Eight men gather anxiously, leaning on counters or sitting on makeshift milk carton stools. Like commuters waiting for their trains to be announced they are fixated on the overhanging TV screens. You wouldn’t know it was the middle of a Thursday afternoon at the Wing Wong Variety Store on Grand Street, Manhattan. At the counter a lottery machine churns out tickets, and behind the group a vending machine dispenses “scratch and win” prizes. The Wing Wong is Grand Street’s version of Atlantic City where local Chinese men come to win and lose fortunes a dollar or two at a time.

While the gamblers take up the front room of the store, Wing Wong’s owner, Mr. Ng, paces the back aisles eyeing his inventory. Snapple iced teas chill in the refrigerator; miscellaneous tools and lighting fixtures hang from upper shelves; cereal boxes languish next to toiletries. But the Quick Draw machines make Mr. Ng his money.

He smiles awkwardly, perhaps embarrassed by his imperfect English or perhaps embarrassed by discussing himself. He keeps checking store items, adjusting his inventory, trying to avoid eye contact. Mr. Ng is a small man in his late 50’s—his back beginning to hunch from old age. He wears a baseball cap that says “Unite,” his favorite from a box of promotional hats some salesman dropped off.

At the age of 18 Mr. Ng left his native China to look for work in Argentina. Though he knew no one, he immediately found a position in a cotton factory, and soon got married. He lasted 19 years at the cotton factory, scrupulously saving his earnings so he could eventually move on. Mr. Ng jokes that he worked eight days a week. “Chinese people love to work hard,” Mr. Ng says, “You don’t see Chinese at welfare. What are you going to do all day, sit home? You need to work.” Ultimately, that work ethic undid his marriage. When he saved enough, he left Argentina for New York, and his wife—now his ex-wife—stayed behind.


He smiles awkwardly, perhaps embarrassed by his imperfect English or perhaps embarrassed by discussing himself.


When Mr. Ng arrived in New York, he took a job in a Chinese-Spanish restaurant nearby his new Brooklyn home. He never liked restaurant work much, but he trudged on for ten years, saving enough money to cross the bridge (rather than an ocean this time) to open his shop on Grand Street.

Home is here now, and has been for the past 10 years. Mr. Ng has a new wife and a toddler. Mr. Ng, however, misses his son from his first wife in Argentina. “He is a professor; he’s very smart,” Mr. Ng says. His son will, from time to time, visit him in New York, but Mr. Ng never goes back to Argentina. Mr. Ng has been back to visit China a few times, but says he doesn’t feel the same connection he used to. “New York is life,” he says, “You can do anything here.”
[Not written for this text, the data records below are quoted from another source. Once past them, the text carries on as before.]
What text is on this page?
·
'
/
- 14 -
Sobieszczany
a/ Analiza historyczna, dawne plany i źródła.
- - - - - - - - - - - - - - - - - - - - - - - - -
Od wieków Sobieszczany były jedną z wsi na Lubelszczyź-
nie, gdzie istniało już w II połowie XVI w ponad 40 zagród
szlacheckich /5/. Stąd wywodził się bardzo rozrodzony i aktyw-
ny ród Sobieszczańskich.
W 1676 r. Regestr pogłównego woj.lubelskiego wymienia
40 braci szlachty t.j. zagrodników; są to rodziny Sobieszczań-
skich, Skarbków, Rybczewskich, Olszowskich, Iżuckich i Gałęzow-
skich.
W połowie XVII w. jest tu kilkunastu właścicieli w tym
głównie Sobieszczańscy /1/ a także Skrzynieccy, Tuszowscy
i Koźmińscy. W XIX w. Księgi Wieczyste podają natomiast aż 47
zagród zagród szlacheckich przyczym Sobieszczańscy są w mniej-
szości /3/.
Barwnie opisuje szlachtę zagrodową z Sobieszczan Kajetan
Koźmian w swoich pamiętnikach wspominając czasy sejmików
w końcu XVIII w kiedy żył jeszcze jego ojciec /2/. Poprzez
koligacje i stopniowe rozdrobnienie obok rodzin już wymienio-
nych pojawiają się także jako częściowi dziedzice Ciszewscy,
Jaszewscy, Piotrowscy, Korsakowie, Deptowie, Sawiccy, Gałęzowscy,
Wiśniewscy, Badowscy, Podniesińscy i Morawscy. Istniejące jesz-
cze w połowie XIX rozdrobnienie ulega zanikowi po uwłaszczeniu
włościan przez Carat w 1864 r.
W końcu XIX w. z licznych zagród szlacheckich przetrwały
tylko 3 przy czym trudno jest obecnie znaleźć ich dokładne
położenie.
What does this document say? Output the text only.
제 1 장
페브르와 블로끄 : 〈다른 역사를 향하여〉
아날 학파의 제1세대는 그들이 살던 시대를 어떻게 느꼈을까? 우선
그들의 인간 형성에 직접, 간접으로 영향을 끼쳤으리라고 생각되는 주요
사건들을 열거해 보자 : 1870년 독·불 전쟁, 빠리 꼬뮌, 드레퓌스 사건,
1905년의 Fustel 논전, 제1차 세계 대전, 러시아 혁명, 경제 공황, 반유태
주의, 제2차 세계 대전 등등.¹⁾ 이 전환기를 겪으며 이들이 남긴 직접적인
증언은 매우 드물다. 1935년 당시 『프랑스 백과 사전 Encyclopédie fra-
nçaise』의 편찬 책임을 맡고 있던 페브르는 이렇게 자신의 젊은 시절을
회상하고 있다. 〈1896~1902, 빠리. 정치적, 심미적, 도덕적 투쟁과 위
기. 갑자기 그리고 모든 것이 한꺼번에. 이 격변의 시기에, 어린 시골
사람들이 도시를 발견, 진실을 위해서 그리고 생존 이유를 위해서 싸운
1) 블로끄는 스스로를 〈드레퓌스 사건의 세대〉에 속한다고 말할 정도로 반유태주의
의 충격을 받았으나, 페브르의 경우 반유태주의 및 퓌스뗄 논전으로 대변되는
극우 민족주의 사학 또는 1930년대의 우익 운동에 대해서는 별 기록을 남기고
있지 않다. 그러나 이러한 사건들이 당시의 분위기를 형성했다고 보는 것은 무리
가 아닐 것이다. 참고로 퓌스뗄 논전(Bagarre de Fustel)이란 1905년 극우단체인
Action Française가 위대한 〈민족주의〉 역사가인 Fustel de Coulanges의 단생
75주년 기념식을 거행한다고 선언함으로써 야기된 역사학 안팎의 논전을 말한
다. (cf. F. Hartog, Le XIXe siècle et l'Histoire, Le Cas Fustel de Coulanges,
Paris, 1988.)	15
Mr. Ng continues to fuss over each product’s shelf placement. Thank god for the Quick Draw crowd, he says. The last few years have been tough, and Mr. Ng worries that the neighborhood will never recover from September 2001. The messy re-routing of the Grand Street subway hasn’t helped either. Still, Mr. Ng is happy here. “The people are all very friendly, always saying hello,” he says.

He moves aside a large box containing at least 20 “Take Five” hats. He offers one as a gift. He keeps smiling; his own generosity clearly makes him happy.